Tuesday, January 13, 2009

Lacking only hot syrup

January 13, 2009

Panel 1: Witness the single oddest bit of dialogue I’ve yet to read in the comics. Patty Frampton issues an inclusive declarative statement: “We’ll [i.e., you, Cherry, and I, Patty Frampton, will] get together later...” Formulated that way, it’s a little odd. I mean, I distinctly recall my mother telling me at age 9, that “We’ll talk to your father when he gets home.” And let me tell you, I was not looking forward to and, given the choice, would not have voluntarily participated in, that conversation. Clearly, there’s an element of command when one says "We will do something." Yet, even with that choice of phrasing, what Patty says is not entirely out of the ordinary realm of conversation. But Cherry?

Her response, “Please do, Patty…” Please do what? The implication is, “Please do [get together with me later], Patty.” But stated that way, and in response to Patty’s “We’ll get together”, it comes off exceedingly weirdly. As far as I can tell, Cherry’s choice of language can be intended to do one of two things. Either Cherry is signaling her gross disinterest in Patty’s gerbil problem:

Please do get together with me later, Patty. I’ll be out getting a couple of Thickburgers from Hardees, and I think Mark and I are out of paper napkins, so I’ll have to stop at the Bi-Lo, but I’m sure you’ll have a productive get-together. Here, you can talk to this Hummel playing sad songs on his violin.

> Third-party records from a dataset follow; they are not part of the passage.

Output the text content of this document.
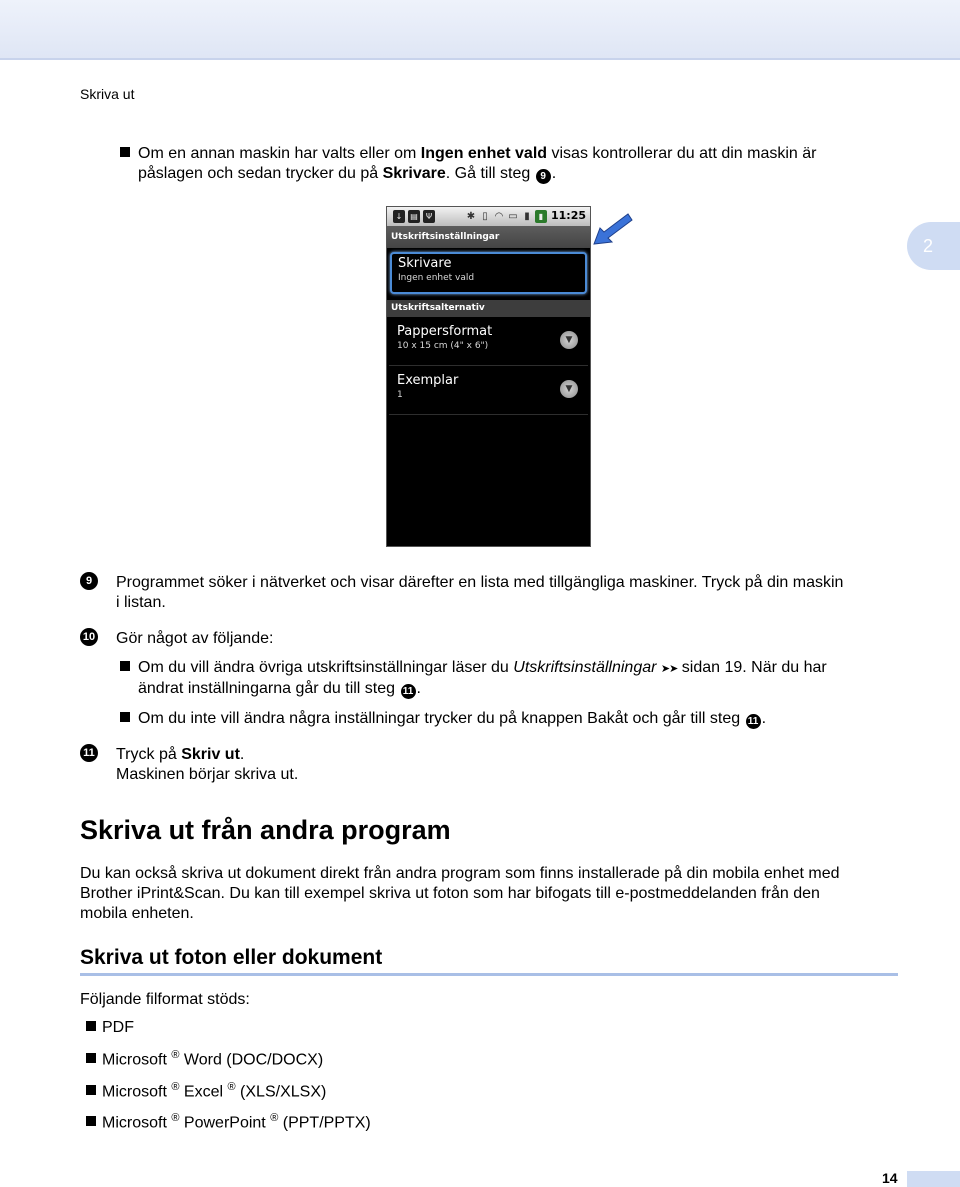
Skriva ut
2
Om en annan maskin har valts eller om Ingen enhet vald visas kontrollerar du att din maskin är
påslagen och sedan trycker du på Skrivare. Gå till steg 9 .
↓ ▤	Ψ	✱ ▯ ◠ ▭ ▮	▮ 11:25
Utskriftsinställningar
Skrivare
Ingen enhet vald
Utskriftsalternativ
Pappersformat
10 x 15 cm (4" x 6")
▼
Exemplar
1
▼
9	Programmet söker i nätverket och visar därefter en lista med tillgängliga maskiner. Tryck på din maskin
i listan.
10 Gör något av följande:
Om du vill ändra övriga utskriftsinställningar läser du Utskriftsinställningar ➤➤ sidan 19. När du har
ändrat inställningarna går du till steg 11 .
Om du inte vill ändra några inställningar trycker du på knappen Bakåt och går till steg 11 .
11 Tryck på Skriv ut.
Maskinen börjar skriva ut.
Skriva ut från andra program
Du kan också skriva ut dokument direkt från andra program som finns installerade på din mobila enhet med
Brother iPrint&Scan. Du kan till exempel skriva ut foton som har bifogats till e-postmeddelanden från den
mobila enheten.
Skriva ut foton eller dokument
Följande filformat stöds:
PDF
Microsoft ® Word (DOC/DOCX)
Microsoft ® Excel ® (XLS/XLSX)
Microsoft ® PowerPoint ® (PPT/PPTX)
14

or her utter lack of individual agency:

Please do get together with me later, Patty. By then, Mark’s icy androgyny and callous disregard for our marriage will have driven me into the final stages of a catatonic fugue. I’m sure my paralyzed, unresponsive body will be the perfect foil for the calm deliberation you will need to engage in to figure out a solution to your problem.

Like I said, weird.

Panel 2: Ah, perfect marital bliss. Silent mannequin bringing platefuls of unidentifiable brown lumps. Comely wife with a smokin’ right part serving coffee and discussing the sexual peccadillos of Peter Frampton’s long-lost twin sister. Mark staring grimly out the window wondering when someone is going to grow a moustache so he can punch them.

Panel 3: And in the denouement of today’s exciting triptych, Cherry’s part reveals that it knows as little about Patty Frampton’s troubles as the rest of us.


  1. Thanks for the link, I've added you to the DCR blogroll. Keep up the good work!

  2. good show! i've been wanting for someone to make fun of this on a daily basis(other than me of course)for a while now.